Screenwriter Robert D. Siegel (“The Wrestler”) and director John Lee Hancock (“Saving Mr. Banks”) obviously knew that McDonald’s was never going to sign off on this biopic, but they seem afraid to go too deeply into the warts-and-all nature of the story. We see Ray Kroc behave abominably, but Keaton is so naturally magnetic that the film seems to shrug, “Eh? What are ya gonna do?” rather than provide the gut-punch that this saga merits.

It’s telling that the McDonald brothers are the film’s most interesting characters; the filmmakers clearly sympathize with them, and they (and Offerman and Lynch, obviously) make Dick and Mac eccentric and empathetic and, ultimately, tragic. For as much time as Ray spends front and center, however, we don’t really know much about him besides his drive to succeed.

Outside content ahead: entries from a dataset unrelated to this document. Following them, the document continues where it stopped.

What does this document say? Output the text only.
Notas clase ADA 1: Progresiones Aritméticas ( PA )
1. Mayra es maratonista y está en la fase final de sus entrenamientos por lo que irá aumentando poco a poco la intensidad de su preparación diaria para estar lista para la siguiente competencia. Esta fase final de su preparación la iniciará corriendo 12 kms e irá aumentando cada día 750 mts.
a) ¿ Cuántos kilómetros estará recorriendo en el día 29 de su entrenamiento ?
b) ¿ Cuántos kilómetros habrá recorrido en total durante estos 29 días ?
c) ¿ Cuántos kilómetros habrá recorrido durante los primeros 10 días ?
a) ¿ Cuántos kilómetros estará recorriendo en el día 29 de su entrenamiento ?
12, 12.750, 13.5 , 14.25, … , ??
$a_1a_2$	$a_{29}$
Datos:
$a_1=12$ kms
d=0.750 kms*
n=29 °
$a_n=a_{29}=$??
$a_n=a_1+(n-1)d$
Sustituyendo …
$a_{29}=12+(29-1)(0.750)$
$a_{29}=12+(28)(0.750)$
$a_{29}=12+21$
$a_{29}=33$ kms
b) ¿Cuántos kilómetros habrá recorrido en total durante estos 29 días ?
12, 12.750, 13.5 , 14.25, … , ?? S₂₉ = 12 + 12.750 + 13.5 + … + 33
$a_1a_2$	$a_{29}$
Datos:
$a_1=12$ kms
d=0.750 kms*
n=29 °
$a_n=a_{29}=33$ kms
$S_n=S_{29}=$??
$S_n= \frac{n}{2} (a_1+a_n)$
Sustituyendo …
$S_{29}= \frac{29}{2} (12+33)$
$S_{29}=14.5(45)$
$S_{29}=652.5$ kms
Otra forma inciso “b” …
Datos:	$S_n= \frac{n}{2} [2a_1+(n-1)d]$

To its credit, “The Founder” is an all-too-rare 1950s movie where not all of the cars gleam like they just left the showroom; even at the new McDonald’s locations, there’s occasionally some trash in the parking lot. But the relentless shiny cleanliness of the era’s “respectable” institutions winds up being another juicy satirical target that the movie never cares to approach.

The story of capitalism is the story of winners, usually ruthless, and losers, usually idealistic. And that’s ultimately the story of “The Founder” — but it needs more salt.